The event industry, and by extension catering, was one of the hardest hit during the pandemic. With a ‘Stay at Home’ order enacted early on, and gatherings limited to 10 people, business evaporated almost overnight. It’s somewhat ironic then that Bridget Nannen, owner and founder of Greens Point Catering located in Longmont, reflects on the experience ‘with gratitude’. “Without a doubt, it was very, very challenging,” says Nannen. “But having been in business for more than 30 years, we experienced incredible support from our employees, our partners, our longstanding clients, and our community. We got through it with patience and determination.”
With events filling calendars once again, and employees returning to their offices, Greens Point is back in full swing bringing its passion for fresh food, impeccable presentation, and outstanding service to clients throughout the northern front range and as far west as Glenwood Springs.

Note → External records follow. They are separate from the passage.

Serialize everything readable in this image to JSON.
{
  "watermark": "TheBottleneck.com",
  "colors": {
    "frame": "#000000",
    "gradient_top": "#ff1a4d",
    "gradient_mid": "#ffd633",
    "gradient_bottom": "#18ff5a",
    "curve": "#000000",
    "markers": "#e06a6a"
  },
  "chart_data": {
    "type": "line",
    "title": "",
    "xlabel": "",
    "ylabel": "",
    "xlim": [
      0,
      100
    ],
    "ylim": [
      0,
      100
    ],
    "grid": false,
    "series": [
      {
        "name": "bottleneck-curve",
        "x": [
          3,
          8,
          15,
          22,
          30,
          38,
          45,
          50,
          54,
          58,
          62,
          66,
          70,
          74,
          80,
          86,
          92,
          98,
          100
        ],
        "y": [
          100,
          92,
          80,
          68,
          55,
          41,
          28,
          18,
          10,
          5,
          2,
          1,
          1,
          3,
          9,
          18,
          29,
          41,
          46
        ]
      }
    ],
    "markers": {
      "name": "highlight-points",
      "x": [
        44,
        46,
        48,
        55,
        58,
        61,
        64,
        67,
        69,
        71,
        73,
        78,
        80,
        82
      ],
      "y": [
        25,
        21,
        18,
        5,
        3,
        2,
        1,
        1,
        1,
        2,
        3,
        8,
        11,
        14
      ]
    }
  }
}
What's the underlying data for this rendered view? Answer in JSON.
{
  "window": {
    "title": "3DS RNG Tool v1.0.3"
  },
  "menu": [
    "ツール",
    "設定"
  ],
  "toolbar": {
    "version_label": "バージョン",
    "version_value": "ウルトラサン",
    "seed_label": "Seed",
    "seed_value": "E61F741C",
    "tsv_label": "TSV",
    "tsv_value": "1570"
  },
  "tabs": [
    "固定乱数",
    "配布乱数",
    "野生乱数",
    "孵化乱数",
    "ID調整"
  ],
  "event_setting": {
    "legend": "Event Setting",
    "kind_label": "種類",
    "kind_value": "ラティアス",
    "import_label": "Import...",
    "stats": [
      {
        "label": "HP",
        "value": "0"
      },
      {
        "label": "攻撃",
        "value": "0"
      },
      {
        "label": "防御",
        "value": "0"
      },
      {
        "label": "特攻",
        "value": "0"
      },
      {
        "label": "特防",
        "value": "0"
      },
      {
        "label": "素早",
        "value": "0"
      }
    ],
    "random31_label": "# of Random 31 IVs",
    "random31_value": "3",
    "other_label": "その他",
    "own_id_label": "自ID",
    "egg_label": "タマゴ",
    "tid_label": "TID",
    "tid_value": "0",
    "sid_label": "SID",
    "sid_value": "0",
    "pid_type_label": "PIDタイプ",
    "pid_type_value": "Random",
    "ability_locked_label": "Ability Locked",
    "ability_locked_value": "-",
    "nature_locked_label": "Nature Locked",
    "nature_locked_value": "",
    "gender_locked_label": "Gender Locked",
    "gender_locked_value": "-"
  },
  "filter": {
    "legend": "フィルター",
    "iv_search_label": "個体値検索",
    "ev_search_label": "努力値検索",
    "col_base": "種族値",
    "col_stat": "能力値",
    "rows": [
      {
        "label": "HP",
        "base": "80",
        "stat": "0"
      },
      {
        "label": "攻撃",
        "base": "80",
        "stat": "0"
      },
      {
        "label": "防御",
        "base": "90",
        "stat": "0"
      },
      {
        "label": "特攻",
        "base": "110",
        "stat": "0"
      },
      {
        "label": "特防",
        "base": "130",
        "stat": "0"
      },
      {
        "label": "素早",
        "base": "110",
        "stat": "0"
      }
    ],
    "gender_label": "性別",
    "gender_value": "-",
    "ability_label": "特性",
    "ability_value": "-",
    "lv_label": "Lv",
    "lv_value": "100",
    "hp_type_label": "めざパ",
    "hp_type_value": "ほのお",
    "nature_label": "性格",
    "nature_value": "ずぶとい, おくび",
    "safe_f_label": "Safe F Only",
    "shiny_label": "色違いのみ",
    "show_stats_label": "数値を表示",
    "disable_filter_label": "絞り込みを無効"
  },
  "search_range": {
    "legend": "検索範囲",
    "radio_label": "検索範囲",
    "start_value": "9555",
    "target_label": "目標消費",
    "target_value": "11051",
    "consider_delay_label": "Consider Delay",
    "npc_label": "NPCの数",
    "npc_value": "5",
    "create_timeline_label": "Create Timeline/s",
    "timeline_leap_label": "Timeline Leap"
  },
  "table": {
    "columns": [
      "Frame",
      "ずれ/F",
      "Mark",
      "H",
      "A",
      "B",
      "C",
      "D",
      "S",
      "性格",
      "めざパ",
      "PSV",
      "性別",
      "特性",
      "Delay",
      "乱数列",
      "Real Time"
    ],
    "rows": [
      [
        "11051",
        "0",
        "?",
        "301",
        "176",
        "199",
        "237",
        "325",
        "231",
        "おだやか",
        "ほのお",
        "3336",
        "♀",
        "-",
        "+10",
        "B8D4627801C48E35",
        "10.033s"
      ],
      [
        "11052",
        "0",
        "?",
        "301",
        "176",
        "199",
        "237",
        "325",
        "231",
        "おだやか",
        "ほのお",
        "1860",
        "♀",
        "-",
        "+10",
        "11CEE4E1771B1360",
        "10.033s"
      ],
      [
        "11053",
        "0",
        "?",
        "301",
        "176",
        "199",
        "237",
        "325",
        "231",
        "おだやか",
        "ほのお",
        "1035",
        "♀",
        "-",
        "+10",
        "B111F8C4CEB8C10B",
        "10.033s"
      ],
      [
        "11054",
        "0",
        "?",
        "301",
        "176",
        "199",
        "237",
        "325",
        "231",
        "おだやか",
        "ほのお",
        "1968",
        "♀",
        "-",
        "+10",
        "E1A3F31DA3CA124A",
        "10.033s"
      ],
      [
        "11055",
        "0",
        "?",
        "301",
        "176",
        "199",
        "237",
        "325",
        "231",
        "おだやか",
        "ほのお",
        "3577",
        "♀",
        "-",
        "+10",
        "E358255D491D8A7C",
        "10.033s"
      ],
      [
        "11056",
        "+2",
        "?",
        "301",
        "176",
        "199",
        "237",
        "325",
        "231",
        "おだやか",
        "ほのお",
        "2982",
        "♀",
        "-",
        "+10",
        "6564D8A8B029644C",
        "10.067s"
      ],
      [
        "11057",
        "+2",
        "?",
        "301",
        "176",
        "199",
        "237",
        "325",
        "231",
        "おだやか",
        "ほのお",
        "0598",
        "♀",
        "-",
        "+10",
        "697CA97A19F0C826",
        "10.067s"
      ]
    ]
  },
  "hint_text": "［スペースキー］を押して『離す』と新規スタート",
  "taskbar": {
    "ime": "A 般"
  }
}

Between back-of-the-house packaging, single-use foodservice items, and uneaten prepared food, catering businesses have a front-row seat to waste generation. Greens Point takes a comprehensive approach to assure every aspect of its business is managing waste responsibly.
On-site
The company sets events up for success from the get-go by meeting ahead of time with the venue to identify the types of waste that will be generated and how it will be managed logistically. On-site they use Western Disposal’s portable ‘trio’ stations. Clearly labeled for trash, recycling, and compostables, these sturdy but collapsible cardboard bins enable staff to easily sort waste for proper disposal.
Food Waste
Greens Point follows what is known as the Food Recovery Hierarchy for managing food waste. Source reduction is at the top, and with 30+ years of menu planning experience, Nannen’s team is precise in calculating required ingredient amounts, minimizing food waste at the source. Scraps generated in the prep process are fed to animals (they have a partnership with a local pig farmer) and anything left goes into the compost bin. Food donation sites in proximity to venues are identified ahead of time, and uneaten, untouched prepared food is dropped off after the event.
Single-Use
An increasing number of events are opting for reusable food service ware, but disposable, single-use is still widely used. Nannen notes that the cost of compostable plates, cups, and flatware has decreased considerably over the years, making those products an easy choice with little to no budget impact.
Training
Greens Point employs approximately 80 wait staff, many of whom have been with the company for years. Nonetheless, each event and venue are different, and staff is briefed beforehand to assure they understand the waste management plan.
Locally Sourced Food
As if running a burgeoning catering business isn’t enough, Bridget and her husband also run Fox Hill Farms where they grow “a little bit of everything” including the squash, beets, and edible flowers used to feed their guests. Additional produce, meats, and dairy are sourced from area farms.
Western Disposal has been Greens Point’s partner in responsibly managing their waste for more than 20 years. We couldn’t be more pleased to be saying welcome back!